Coral: what is it for and what can we do with it?

Coral - Photographed while snorkeling on a fringing reef at Daydream Island (Australia) with a Canon Powershot D10 underwater camera

Tanya Puntti

Coral Coral – Photographed while snorkeling on a fringing reef at Daydream Island (Australia) with a Canon Powershot D10 underwater camera

One of the most efficient and important sea animals in the world is coral. Coral reefs are an ecosystem, composed of many sea creatures, including coral. The ecosystems are very diverse and intricate collections of species that interact with each other and their environment on a daily basis to survive. Coral is spread out around shallow seas in the world’s tropical and subtropical regions; some examples of this are Hawaii, the U.S. Virgin Islands, northwestern Hawaiian islands, and Florida. The purpose of coral has always been to provide shelter and spawning grounds to the ocean life around it. The benefits that coral can bring to society can also help us with the life around us, both inside and outside of the ocean.

Coral provides habitats to marine life and are linked to various sea stars, sea urchins, mudflat communities, and more. Over half a million species living in the ocean interact with and inhabit coral. With coral providing shelter and spawning ground to marine life, they’re shown as an important aspect of marine life. Coral can also provide shelter to zooxanthellae, which are polyps of reef-building corals that contain microscopic algae. With coral providing shelter to zooxanthellae, they are able to give oxygen (from photosynthesis), carbohydrates, and protein in return, which gives coral their needed nutrients. Another purpose of coral is regulating the CO2 levels within the ocean. The unbalanced carbon dioxide levels within the ocean would heavily affect the marine creatures of the ocean if coral wasn’t present. Unbalanced carbon dioxide levels would make the water more acidic; this would make it difficult for coral and mollusks (shell sea creatures) to grow in these conditions, which affects all other marine creatures. The last purpose that coral has is protecting the shore from ocean waves and currents by acting as a barrier that can protect the shorelines from erosion.

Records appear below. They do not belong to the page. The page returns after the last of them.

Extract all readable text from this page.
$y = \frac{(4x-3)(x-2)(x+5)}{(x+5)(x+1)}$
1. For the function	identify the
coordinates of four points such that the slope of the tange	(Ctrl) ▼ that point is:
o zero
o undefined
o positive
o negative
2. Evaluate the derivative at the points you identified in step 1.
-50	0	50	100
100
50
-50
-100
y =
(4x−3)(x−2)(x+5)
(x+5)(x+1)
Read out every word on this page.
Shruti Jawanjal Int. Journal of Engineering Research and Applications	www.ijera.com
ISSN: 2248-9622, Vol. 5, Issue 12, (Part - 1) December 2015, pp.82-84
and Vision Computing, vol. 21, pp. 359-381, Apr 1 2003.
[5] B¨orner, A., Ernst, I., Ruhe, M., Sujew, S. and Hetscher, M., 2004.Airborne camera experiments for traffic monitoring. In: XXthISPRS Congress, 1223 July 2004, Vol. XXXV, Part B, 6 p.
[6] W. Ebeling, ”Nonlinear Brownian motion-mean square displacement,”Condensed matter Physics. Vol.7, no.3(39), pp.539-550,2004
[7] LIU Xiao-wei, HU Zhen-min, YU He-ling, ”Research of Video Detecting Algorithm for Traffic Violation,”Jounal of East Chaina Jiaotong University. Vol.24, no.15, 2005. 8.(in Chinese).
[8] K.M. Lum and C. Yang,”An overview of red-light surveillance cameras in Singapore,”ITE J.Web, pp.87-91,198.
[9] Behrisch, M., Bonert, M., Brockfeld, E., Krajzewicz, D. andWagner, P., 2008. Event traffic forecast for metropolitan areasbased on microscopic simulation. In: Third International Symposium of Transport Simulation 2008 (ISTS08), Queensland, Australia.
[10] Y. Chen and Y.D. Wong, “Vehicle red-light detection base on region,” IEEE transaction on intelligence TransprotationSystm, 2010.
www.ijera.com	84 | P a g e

While coral reefs are a very important aspect to the marine world, they also have a huge effect on the human world as well. While marine life and human life both have the protection of coral reefs, the coral reefs can protect coastline from storms and erosions that might affect humans. Their ecosystems can provide local communities jobs and opportunities of recreation. With coral reefs being edible, they are also a source of food and have been used to make new medicines. Examples of these medicines are cytarabine (used for certain blood cancers), vidarabine and azidothymidine (used against HIV/AIDS infection), trabectedin (used for cases of soft-tissue sarcoma and ovarian cancer), and ziconotide (used to help chronic pain that doesn’t respond to painkillers). Furthermore, fishing, snorkeling, and diving near reefs has been an excellent source of income from the tourist industry, bringing in hundreds of millions of dollars to local businesses. It has been shown that over half a billion people depend on coral as a source of food, business income, and protection. Coral has been very culturally important to indigenous people and their communities all over the globe for these reasons as well. The net worth of the world’s coral has been shown to be tens of billions of dollars.

In the article, “A Coral Crisis: My interview with a marine biologist on the future of the world’s reefs,” the author interviews marine biologist, Justin Bauman, on coral and the current risk to coral due to their ecosystems dying. One of the questions in the interview the author asks is, “What have you learned from your study thus far?”

Justin Bauman responds to this question with, “We found as you get into higher stress zones, there are few coral species, and there’s fewer coral in general….We are now looking at why are the stress tolerant corals here, and what about them makes them good at surviving these environments.”

In conclusion, coral is a class of colonial animals that have very diverse ecosystems. Their purpose has been to provide shelter and spawning ground within ocean life. They have helped marine life with providing habitats, regulating carbon dioxide levels, and protecting the shore from ocean waves and currents by acting as a barrier. While coral provides stability and protection for ocean animals and plants, they also help us and our environment as well. Coral can protect coastlines, provide local communities with jobs, are a source of food, can create new medicine, and are included in a million dollar industry of fishing, snorkeling, and diving. Coral has been used for many years, and the benefits that they give to the world and environment show just how important it is to protect coral reefs and everything that they bring to the world.